Ticket escalation policies automatically perform actions on a ticket when specified conditions have been met.

For example, the escalation conditions could be "if a ticket has a severity of 'major,' is three days old, and has not yet been assigned to a user." When a ticket meets those conditions, the escalation policy performs the actions "change ticket's severity to 'critical' and assign the ticket to the queue administrator."

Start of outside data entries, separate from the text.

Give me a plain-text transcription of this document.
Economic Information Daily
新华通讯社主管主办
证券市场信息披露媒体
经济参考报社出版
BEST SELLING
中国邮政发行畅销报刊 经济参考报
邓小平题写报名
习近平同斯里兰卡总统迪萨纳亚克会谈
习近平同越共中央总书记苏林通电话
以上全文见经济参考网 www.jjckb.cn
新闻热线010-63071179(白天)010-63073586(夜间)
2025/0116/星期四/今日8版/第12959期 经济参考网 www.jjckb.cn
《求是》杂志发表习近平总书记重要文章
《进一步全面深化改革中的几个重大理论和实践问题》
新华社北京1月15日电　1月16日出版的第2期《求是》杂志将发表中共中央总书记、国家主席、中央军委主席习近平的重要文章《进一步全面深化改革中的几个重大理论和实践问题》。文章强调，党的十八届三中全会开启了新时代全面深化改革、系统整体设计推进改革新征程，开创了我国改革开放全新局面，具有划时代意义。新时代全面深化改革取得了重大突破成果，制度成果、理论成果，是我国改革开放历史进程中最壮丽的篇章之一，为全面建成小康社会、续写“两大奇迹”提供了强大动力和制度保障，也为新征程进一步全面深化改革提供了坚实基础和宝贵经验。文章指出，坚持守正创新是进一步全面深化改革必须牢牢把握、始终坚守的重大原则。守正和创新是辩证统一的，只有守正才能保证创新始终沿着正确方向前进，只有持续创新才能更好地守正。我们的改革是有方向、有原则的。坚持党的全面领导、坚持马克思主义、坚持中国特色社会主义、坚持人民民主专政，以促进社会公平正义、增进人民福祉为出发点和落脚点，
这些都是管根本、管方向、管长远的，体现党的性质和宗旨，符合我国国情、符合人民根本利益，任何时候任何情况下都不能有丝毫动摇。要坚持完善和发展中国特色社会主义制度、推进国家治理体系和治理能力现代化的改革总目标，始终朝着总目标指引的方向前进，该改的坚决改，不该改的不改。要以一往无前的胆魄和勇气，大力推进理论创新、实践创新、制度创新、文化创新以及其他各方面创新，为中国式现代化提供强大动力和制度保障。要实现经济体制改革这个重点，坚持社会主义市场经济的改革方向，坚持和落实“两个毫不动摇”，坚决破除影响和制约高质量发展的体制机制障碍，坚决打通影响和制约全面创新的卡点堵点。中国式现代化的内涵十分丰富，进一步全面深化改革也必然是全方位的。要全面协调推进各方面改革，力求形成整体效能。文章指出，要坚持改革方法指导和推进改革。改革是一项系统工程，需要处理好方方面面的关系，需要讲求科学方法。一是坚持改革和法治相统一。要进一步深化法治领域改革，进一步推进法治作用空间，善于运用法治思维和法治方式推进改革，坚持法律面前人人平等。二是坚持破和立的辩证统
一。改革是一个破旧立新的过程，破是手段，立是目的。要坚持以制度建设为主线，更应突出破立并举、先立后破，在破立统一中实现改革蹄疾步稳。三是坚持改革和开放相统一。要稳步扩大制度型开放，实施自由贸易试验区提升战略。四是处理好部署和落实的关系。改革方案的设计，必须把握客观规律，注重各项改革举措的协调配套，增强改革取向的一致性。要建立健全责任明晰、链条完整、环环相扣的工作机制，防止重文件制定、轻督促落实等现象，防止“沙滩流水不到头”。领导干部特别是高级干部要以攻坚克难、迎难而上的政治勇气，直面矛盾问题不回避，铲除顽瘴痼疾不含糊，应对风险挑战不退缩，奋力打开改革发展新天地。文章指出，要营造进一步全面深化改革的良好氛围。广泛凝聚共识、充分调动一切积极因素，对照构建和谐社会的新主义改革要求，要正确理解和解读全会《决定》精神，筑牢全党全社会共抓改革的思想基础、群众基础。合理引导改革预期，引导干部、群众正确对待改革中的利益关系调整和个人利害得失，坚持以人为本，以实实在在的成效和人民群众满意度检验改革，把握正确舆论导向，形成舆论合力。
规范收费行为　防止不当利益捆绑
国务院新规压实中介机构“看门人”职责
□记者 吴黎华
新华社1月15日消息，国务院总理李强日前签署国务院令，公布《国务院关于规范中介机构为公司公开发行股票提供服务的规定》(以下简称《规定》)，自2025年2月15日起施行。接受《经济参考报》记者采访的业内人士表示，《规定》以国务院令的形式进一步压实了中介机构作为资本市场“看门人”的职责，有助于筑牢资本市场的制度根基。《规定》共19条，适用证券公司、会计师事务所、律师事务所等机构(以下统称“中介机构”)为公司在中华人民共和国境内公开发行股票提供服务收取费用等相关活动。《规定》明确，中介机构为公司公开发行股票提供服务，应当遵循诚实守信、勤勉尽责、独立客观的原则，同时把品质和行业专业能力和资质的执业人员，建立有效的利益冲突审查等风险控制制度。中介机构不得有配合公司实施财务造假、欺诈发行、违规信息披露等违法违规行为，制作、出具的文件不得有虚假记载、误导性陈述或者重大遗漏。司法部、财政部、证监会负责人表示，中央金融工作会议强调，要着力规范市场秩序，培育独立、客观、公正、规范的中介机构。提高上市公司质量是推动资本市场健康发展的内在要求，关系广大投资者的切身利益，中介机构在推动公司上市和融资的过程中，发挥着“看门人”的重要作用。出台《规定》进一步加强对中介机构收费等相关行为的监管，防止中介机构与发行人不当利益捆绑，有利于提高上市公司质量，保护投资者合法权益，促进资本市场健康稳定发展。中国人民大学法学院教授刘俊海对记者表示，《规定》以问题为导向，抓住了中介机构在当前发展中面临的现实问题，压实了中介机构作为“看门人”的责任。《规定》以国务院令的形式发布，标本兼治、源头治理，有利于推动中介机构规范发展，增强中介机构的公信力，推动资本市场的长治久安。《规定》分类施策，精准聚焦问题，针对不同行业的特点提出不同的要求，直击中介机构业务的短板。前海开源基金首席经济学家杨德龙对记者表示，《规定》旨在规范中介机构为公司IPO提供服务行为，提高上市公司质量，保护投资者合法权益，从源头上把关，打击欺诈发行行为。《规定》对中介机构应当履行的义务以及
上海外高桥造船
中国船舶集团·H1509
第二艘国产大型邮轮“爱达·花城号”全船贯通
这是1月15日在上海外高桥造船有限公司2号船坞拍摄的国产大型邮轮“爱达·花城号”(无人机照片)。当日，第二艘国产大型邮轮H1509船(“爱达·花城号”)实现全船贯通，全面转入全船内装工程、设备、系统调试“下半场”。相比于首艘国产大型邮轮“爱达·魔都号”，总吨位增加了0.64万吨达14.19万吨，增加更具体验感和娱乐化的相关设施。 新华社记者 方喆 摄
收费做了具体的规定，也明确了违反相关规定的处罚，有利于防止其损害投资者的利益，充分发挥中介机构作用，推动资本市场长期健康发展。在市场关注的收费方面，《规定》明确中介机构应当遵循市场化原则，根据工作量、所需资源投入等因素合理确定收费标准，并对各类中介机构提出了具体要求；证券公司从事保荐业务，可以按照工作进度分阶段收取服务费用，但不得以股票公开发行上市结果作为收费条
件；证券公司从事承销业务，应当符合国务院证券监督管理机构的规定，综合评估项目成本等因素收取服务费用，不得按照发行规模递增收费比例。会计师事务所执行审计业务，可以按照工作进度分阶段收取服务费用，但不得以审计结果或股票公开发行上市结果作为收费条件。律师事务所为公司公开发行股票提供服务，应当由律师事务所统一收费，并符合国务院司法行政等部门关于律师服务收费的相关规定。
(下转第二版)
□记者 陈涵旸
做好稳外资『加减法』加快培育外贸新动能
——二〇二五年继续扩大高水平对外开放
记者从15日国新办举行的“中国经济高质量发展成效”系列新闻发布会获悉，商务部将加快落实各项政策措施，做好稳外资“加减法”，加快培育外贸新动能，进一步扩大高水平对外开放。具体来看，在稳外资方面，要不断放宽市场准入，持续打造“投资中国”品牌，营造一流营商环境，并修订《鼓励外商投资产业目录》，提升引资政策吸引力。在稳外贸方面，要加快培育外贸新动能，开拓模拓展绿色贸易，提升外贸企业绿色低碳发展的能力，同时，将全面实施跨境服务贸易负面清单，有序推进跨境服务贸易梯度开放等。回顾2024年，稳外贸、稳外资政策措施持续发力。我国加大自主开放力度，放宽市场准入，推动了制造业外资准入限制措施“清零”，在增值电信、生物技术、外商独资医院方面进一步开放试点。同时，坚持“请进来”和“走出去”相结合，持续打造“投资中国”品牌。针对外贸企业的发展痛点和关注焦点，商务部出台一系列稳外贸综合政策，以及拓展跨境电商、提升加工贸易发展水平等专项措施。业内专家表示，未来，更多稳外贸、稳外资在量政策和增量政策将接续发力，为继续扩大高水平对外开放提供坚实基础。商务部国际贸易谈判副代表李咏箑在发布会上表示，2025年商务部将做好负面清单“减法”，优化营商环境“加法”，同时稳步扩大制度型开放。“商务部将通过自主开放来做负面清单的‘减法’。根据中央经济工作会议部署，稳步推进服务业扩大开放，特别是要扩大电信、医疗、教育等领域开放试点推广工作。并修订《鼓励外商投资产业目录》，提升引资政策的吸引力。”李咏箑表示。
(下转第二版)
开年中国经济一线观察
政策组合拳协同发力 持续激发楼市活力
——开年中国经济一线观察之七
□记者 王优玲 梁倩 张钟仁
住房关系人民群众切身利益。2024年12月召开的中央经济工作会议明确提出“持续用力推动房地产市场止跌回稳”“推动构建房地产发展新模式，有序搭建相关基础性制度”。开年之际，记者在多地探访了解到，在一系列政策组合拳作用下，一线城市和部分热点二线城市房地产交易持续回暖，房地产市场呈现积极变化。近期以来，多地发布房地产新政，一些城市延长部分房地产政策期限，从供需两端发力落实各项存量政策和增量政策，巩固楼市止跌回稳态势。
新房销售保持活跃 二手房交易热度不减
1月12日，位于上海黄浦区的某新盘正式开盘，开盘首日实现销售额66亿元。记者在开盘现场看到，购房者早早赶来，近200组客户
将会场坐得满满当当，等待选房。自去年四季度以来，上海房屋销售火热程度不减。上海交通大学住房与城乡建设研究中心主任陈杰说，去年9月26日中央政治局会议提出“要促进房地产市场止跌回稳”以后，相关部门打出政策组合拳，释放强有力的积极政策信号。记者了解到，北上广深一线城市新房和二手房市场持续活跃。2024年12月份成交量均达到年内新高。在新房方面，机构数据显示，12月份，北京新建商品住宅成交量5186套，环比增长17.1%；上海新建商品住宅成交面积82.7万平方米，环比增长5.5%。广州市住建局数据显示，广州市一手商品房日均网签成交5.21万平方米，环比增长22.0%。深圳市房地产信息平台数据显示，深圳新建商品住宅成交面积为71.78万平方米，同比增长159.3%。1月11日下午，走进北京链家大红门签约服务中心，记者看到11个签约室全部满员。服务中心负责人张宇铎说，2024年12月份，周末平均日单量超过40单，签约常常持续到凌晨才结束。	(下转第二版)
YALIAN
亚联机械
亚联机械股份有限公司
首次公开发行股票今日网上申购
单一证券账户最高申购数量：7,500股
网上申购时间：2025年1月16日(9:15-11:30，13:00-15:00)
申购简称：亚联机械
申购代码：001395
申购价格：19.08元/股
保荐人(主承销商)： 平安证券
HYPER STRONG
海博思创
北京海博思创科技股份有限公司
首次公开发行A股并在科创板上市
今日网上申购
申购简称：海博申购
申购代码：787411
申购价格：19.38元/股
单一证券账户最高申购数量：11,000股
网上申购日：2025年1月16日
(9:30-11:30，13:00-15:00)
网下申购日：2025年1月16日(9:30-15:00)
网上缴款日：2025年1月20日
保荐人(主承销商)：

The example uses the following escalation policies:

  • NEW ACKNOWLEDGMENT SLA VIOLATION IMMINENT. When the ticket age is 10 minutes AND the ticket has not been acknowledged (status changed from Open to Pending), SL1 sends a notification to all NOC queue members indicating an SLA violation is imminent.
  • NEW ACKNOWLEDGMENT SLA VIOLATION HAS OCCURRED. When the ticket age is 15 minutes AND the ticket has not been acknowledge (status changed from Open to Pending), SL1 sends a notification to the Director of Operations indicating an SLA violation has occurred.
  • NEW ASSIGNMENT SLA VIOLATION IMMINENT. When the ticket age is 25 minutes AND the ticket has not been assigned to a user, SL1 sends a notification to all NOC queue members indicating an SLA violation is imminent.
  • NEW ASSIGNMENT SLA VIOLATION HAS OCCURRED. When the ticket age is 30 minutes AND the ticket has not been assigned, SL1 sends a notification to the Director of Operations indicating an SLA violation has occurred.
  • CRITICAL UPDATE SLA VIOLATION IS IMMINENT. When the ticket has not been modified in 30 minutes AND the ticket has not been updated, SL1 sends a notification to all Engineering queue members.
  • CRITICAL UPDATE SLA VIOLATION HAS OCCURRED. When the ticket has not been modified in 35 minutes AND the ticket has not been updated, SL1 sends a notification to the Director of Engineering.
  • MAJOR UPDATE SLA VIOLATION IS IMMINENT. When the ticket has not been modified in 55 minutes AND the ticket has not been updated, SL1 sends a notification to all Engineering queue members.
  • MAJOR UPDATE SLA VIOLATION HAS OCCURRED. When the ticket has not been modified in one hour AND the ticket has not been updated, SL1 sends a notification to the Director of Engineering.
  • MINOR UPDATE SLA VIOLATION IS IMMINENT. When the ticket hasn't been modified in three hours and 55 minutes AND the ticket has not been updated, SL1 sends a notification to all Engineering queue members.
  • MINOR UPDATE SLA VIOLATION HAS OCCURRED. When the ticket hasn't been modified in four hours AND the ticket has not been updated, SL1 sends a notification to the Director of Engineering.
  • NOTICE SLA VIOLATION IS IMMINENT. When the ticket hasn't been modified in 23 hours and 55 minutes AND the ticket has not been updated, a notification is sent to all Engineering queue members.
  • NOTICE UPDATE SLA VIOLATION HAS OCCURRED. When the ticket hasn't been modified in one day AND the ticket has not been updated, SL1 sends a notification to the Director of Engineering.
  • HEALTHY UPDATE SLA VIOLATION IS IMMINENT. When the ticket hasn't been modified in two days, 23 hours, and 55 minutes AND the ticket has not been updated, SL1 sends a notification to all Engineering queue members.
  • HEALTHY UPDATE SLA VIOLATION HAS OCCURRED. When the ticket hasn't been modified in three days AND the ticket has not been updated, SL1 sends a notification to the Director of Engineering.